Brake Warranty Example • A manufacturer makes a type of brakes whose life follows an exponential distribution with a mean life of 3 years. A car dealership has 20 cars on their parking lot with that kind of brake. The dealership is considering selling a one-year warranty on the brakes for their car. They decide that they will only do it if less than 20 brakes will need work within the warranty period. What is the probability that the dealership will offer that warranty?
Brake Warranty Example • In this example, the variable, call it T, that will affect the dealership’s decision is the number of brakes that will need work within 1 year. • 2. For each brake, it may need work within 1 year with some probability p, that makes it a Bernoulli r.v. with parameter p.
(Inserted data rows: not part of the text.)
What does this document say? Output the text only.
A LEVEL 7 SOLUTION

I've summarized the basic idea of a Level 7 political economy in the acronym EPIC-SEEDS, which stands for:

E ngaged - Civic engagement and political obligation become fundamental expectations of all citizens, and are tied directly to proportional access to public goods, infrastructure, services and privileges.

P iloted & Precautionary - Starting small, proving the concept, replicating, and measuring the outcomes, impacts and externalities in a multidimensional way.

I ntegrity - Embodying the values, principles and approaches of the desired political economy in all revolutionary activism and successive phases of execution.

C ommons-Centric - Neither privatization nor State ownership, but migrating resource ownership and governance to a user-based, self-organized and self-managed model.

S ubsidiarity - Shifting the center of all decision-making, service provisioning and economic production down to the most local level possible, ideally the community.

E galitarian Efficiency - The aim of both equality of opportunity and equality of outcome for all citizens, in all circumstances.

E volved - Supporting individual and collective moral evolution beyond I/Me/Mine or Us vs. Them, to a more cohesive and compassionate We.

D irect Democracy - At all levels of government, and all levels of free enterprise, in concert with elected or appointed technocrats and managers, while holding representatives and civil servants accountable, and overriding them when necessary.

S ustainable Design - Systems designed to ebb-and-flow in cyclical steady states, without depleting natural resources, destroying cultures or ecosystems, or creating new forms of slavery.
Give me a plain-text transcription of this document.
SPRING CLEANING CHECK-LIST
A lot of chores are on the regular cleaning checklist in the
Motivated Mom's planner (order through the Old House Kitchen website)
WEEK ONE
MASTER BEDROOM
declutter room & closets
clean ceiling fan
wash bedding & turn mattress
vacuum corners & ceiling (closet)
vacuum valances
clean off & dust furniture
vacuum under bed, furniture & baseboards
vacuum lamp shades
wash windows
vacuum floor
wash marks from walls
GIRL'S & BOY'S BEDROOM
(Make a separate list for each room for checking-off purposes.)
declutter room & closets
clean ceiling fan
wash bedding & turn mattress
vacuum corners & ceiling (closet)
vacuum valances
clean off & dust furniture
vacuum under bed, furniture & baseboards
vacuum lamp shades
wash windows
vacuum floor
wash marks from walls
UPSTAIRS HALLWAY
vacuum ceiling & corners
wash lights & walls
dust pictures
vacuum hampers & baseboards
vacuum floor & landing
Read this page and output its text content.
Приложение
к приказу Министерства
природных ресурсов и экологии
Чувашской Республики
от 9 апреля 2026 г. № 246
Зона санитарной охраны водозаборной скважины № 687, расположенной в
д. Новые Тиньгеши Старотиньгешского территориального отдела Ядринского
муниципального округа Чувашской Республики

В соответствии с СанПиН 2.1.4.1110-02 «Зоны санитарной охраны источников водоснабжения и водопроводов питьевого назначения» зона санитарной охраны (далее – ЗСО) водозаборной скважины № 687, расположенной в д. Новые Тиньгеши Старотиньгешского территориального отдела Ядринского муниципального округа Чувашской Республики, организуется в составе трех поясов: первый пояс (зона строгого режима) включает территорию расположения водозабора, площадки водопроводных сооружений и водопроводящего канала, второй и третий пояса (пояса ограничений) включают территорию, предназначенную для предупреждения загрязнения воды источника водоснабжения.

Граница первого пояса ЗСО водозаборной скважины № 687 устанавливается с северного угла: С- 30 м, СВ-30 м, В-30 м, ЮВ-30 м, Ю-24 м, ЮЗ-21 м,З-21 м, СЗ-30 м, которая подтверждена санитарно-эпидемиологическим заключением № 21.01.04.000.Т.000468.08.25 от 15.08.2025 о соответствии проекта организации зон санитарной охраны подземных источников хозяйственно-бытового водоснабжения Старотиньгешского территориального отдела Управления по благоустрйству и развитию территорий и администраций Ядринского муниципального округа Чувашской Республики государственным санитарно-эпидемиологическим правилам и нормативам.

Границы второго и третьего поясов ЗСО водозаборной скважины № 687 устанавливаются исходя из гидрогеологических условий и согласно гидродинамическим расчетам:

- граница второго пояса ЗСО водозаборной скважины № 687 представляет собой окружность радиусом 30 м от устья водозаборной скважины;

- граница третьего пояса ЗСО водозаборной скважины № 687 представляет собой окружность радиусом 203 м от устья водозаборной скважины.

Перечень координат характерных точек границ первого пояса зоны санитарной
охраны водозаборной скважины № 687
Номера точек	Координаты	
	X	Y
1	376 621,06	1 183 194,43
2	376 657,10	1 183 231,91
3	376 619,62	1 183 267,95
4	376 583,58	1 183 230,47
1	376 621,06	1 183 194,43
We assume that p is the same for all the brakes on the dealer’s cars, therefore, T will be a binomial r.v. with parameters n and p. • 3. There are 4 brakes on each car so we are actually talking about 20*4=80 brakes. We then have n=80. But what is p?
Brake Warranty Example • Each brake’s life follows an exponential distribution with mean 3. Let Xi be the time until this brake needs work, then p=P(Xi<1)=1-exp(-1/3) =0.2835 • Therefore, T~BIN(80, 0.2835). • 80*p=22.67750 > 5 and 80*(1-p)=57.32 > 5 • Then T can be approximated by a normal r.v. with mean 22.68 and variance 16.25.
The dealership will offer the warranty if T<20, the probability is • P(T<20) • =P((T-22.68)/sqrt(16.25) < (19.5-22.68)/sqrt(16.25)) • =P(Z< -0.79 ) • =0.2148 • That tells us that there is only about 21% chance that the dealer will offer the warranty on the brakes.